PUBLISHED: 10:10 15 March 2013

Kenny Ball with son Keith, wife Betty and daughters Gillian and Jane, just after Jane's birth in 1963

Kenny Ball with son Keith, wife Betty and daughters Gillian and Jane, just after Jane's birth in 1963


From Emerson Park to Japan, via Moscow, the influence of jazz legend Kenny Ball stretched far and wide.

Last week the 82-year-old passed away peacefully in the arms of his “true love” Betty. Thousands of tributes have been pouring in for the internationally renowned star.

The jazzman, originally from Ilford, found fame in the 1960s with song Midnight in Moscow being an international hit.

Kenny, who also hit the top of the Japanese chart with the theme from James Bond movie From Russia With Love, was also the only performer to top the US chart with a Japanese song, Sukiyaki, in 1963.

A regular on TV shows, including Morecambe and Wise, Ball moved with Betty and their young family to Elm Grove, Emerson Park, in 1968 – the same year he supported Louis Armstrong on a UK tour.

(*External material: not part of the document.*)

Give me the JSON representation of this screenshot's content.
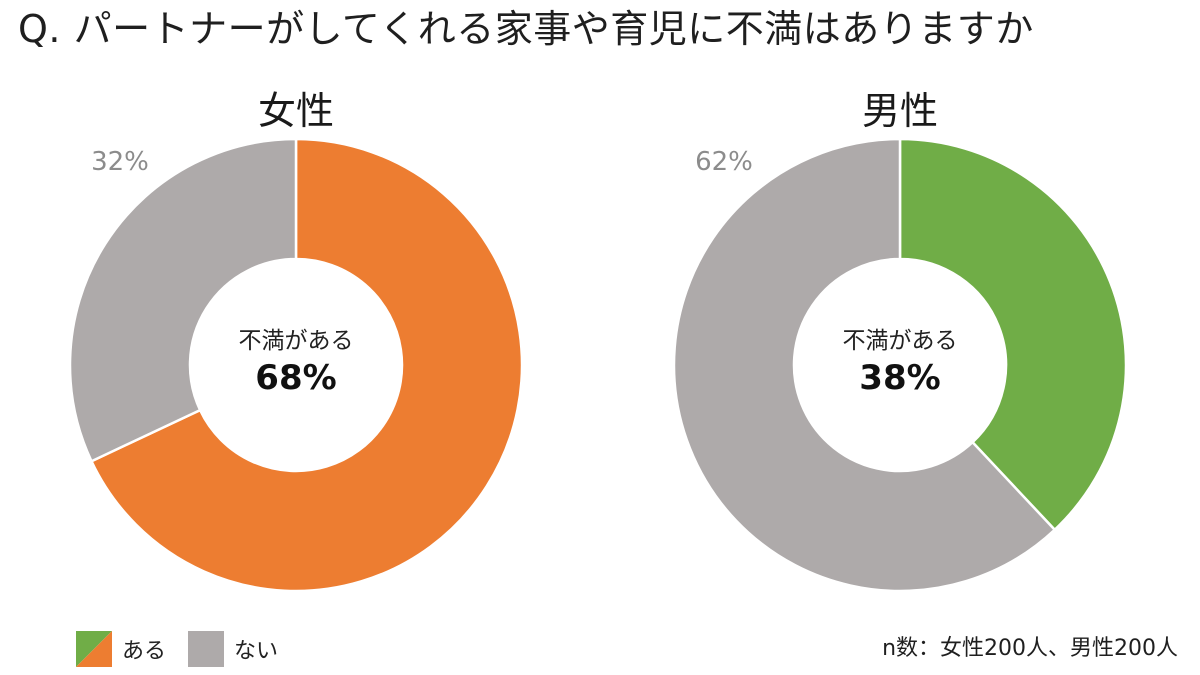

His son Keith, 52, said: “Louis Armstrong once said about him, ‘That white boy Kenny Ball is a genius’. That was like winning the world cup for Dad. We’ve had over 2,500 emails from all over the world, on behalf of the family I’d like to thank so many people for getting in touch. They all show what a wonderful man he was, every one talks about how he helped someone with something.”

In 1981 Kenny and the Jazzmen performed at the wedding of Prince Charles and Lady Diana Spencer, after meeting the prince at a charity dinner.

The band toured the Soviet Union in 1984, playing to thousands of people in venues including Red Square.

Kenny said he saw Cold War leaders Ronald Reagan and Mikhail Gorbachev singing Midnight in Moscow together during the break at a summit. Keith said: “He said that he helped make America and Russia friends.”

Kenny, who was undergoing treatment, joined son Keith on stage in Germany in January in front of 4,000 people in what would prove to be his last gig.

Keith has vowed to continue his father’s legacy and is perfoming with the Jazzmen, including last Friday in Leicestershire.

He said: “It was so emotional, there wasn’t a dry eye in the house, including a few tears on stage. He was a father figure to a lot of the band members too.

“He was telling me how he wanted me to lead the band a few days before he died.”

As well as Keith is survived by his daughters Jane, 49, and Gillian, 56.